Coal miner, New Hope Corporation says it expects to report a near doubling in after-tax profit (before one-off items) for the year to July 31 when it releases its 2017-18 figures tomorrow.
In a short statement to the ASX on Friday, New Hope said its Net Profit After Tax (NPAT) before non-regular items will be in the range of $248 million to $253 million.
“In addition to the above, the Company is also likely to record non-regular items after tax of approximately $103 million which predominantly relates to an impairment of the group’s Colton exploration project,” the company said.
That will give a net after-tax profit after one-off items of between $145 million and $150 million.
The company reported a net profit after regular items a year ago of $140.6 million.
The miner earned a net profit of $115.6 million for the first half of 2017-18.

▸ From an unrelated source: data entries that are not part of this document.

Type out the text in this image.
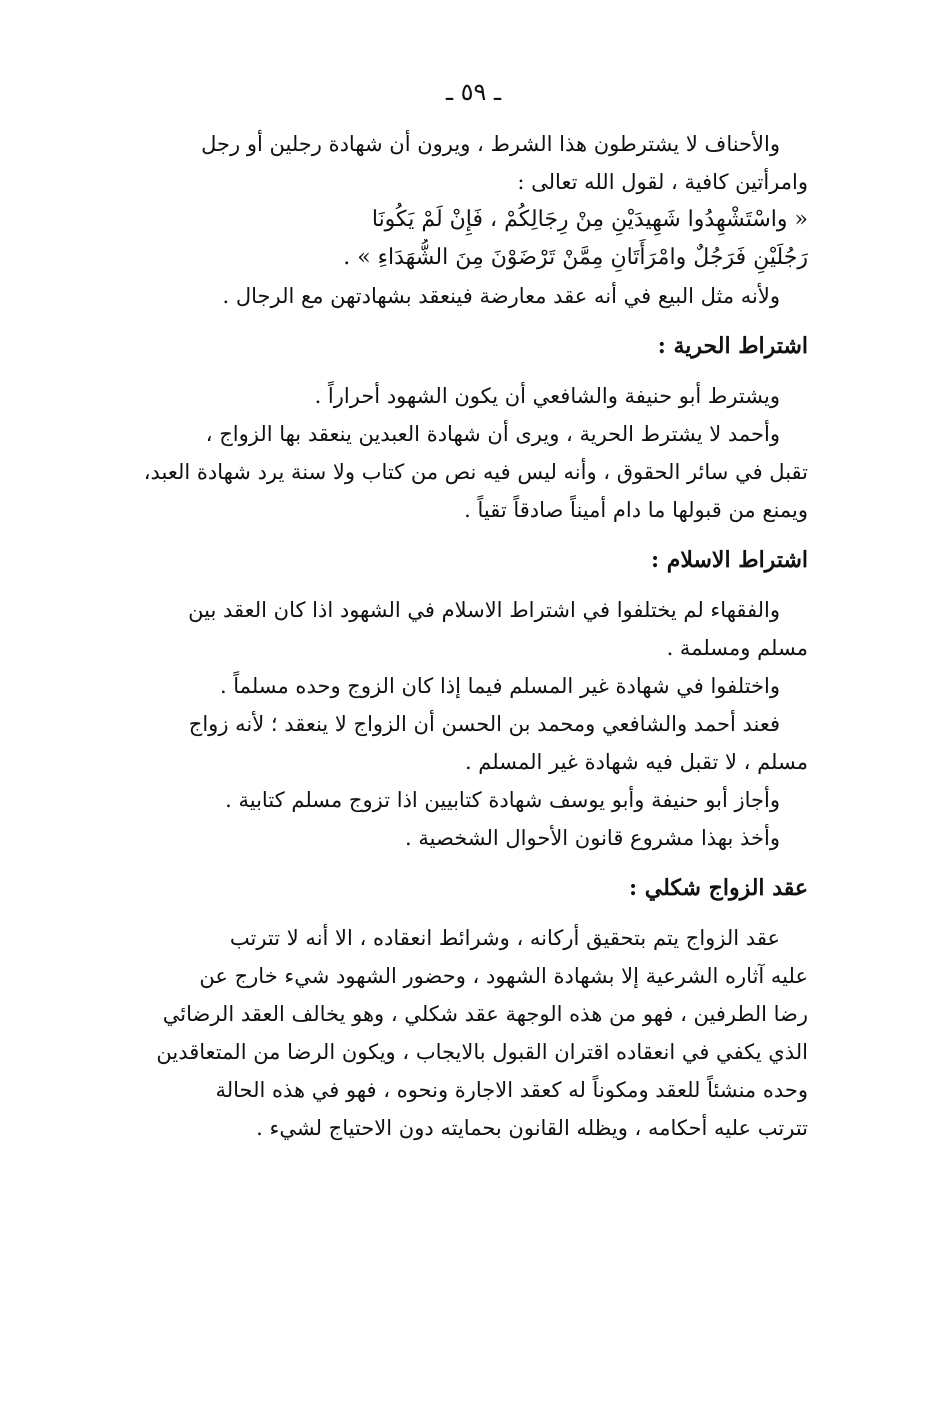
ـ ٥٩ ـ
والأحناف لا يشترطون هذا الشرط ، ويرون أن شهادة رجلين أو رجل
وامرأتين كافية ، لقول الله تعالى :
« واسْتَشْهِدُوا شَهِيدَيْنِ مِنْ رِجَالِكُمْ ، فَإِنْ لَمْ يَكُونَا
رَجُلَيْنِ فَرَجُلٌ وامْرَأَتَانِ مِمَّنْ تَرْضَوْنَ مِنَ الشُّهَدَاءِ » .
ولأنه مثل البيع في أنه عقد معارضة فينعقد بشهادتهن مع الرجال .
اشتراط الحرية :
ويشترط أبو حنيفة والشافعي أن يكون الشهود أحراراً .
وأحمد لا يشترط الحرية ، ويرى أن شهادة العبدين ينعقد بها الزواج ،
تقبل في سائر الحقوق ، وأنه ليس فيه نص من كتاب ولا سنة يرد شهادة العبد،
ويمنع من قبولها ما دام أميناً صادقاً تقياً .
اشتراط الاسلام :
والفقهاء لم يختلفوا في اشتراط الاسلام في الشهود اذا كان العقد بين
مسلم ومسلمة .
واختلفوا في شهادة غير المسلم فيما إذا كان الزوج وحده مسلماً .
فعند أحمد والشافعي ومحمد بن الحسن أن الزواج لا ينعقد ؛ لأنه زواج
مسلم ، لا تقبل فيه شهادة غير المسلم .
وأجاز أبو حنيفة وأبو يوسف شهادة كتابيين اذا تزوج مسلم كتابية .
وأخذ بهذا مشروع قانون الأحوال الشخصية .
عقد الزواج شكلي :
عقد الزواج يتم بتحقيق أركانه ، وشرائط انعقاده ، الا أنه لا تترتب
عليه آثاره الشرعية إلا بشهادة الشهود ، وحضور الشهود شيء خارج عن
رضا الطرفين ، فهو من هذه الوجهة عقد شكلي ، وهو يخالف العقد الرضائي
الذي يكفي في انعقاده اقتران القبول بالايجاب ، ويكون الرضا من المتعاقدين
وحده منشئاً للعقد ومكوناً له كعقد الاجارة ونحوه ، فهو في هذه الحالة
تترتب عليه أحكامه ، ويظله القانون بحمايته دون الاحتياج لشيء .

Investa Office Fund has agreed to the request from Canadian investor, Oxford Properties to further adjourn the meeting of Investa security holders set down for today to allow Oxford to formulate its higher $5.60 a security.
Oxford last Thursday offered $5.60 for each share in Investa, 10 cents higher than Blackstone’s offer and valuing Investa at $3.35 billion.
Blackstone can’t counter with a higher offer as it declared its $5.52 price “final” in its latest bid statement ahead of the security holders meeting originally scheduled for last Monday.
Investa said on Friday said will seek judicial advice to adjourn the meeting set for today, where it had intended to ask shareholders over a takeover offer from Blackstone.
A new date for the meeting was yet to be determined.
Investa also said it would engage with Oxford Properties a binding proposal which would include access for full due diligence.
Blackstone had made a public $3.08 billion play for Investa in May and increased its offer in August. Then Oxford came in with a $5.50 a share offer earlier this month.
Trumping Oxford’s first approach last week by 2 cents, Blackstone suggested its A$5.52 bid would be “best and final, in the absence of a superior proposal”.
Under the takeover rules, bidders must wait four months to re-approach a target after declaring an offer unequivocally final.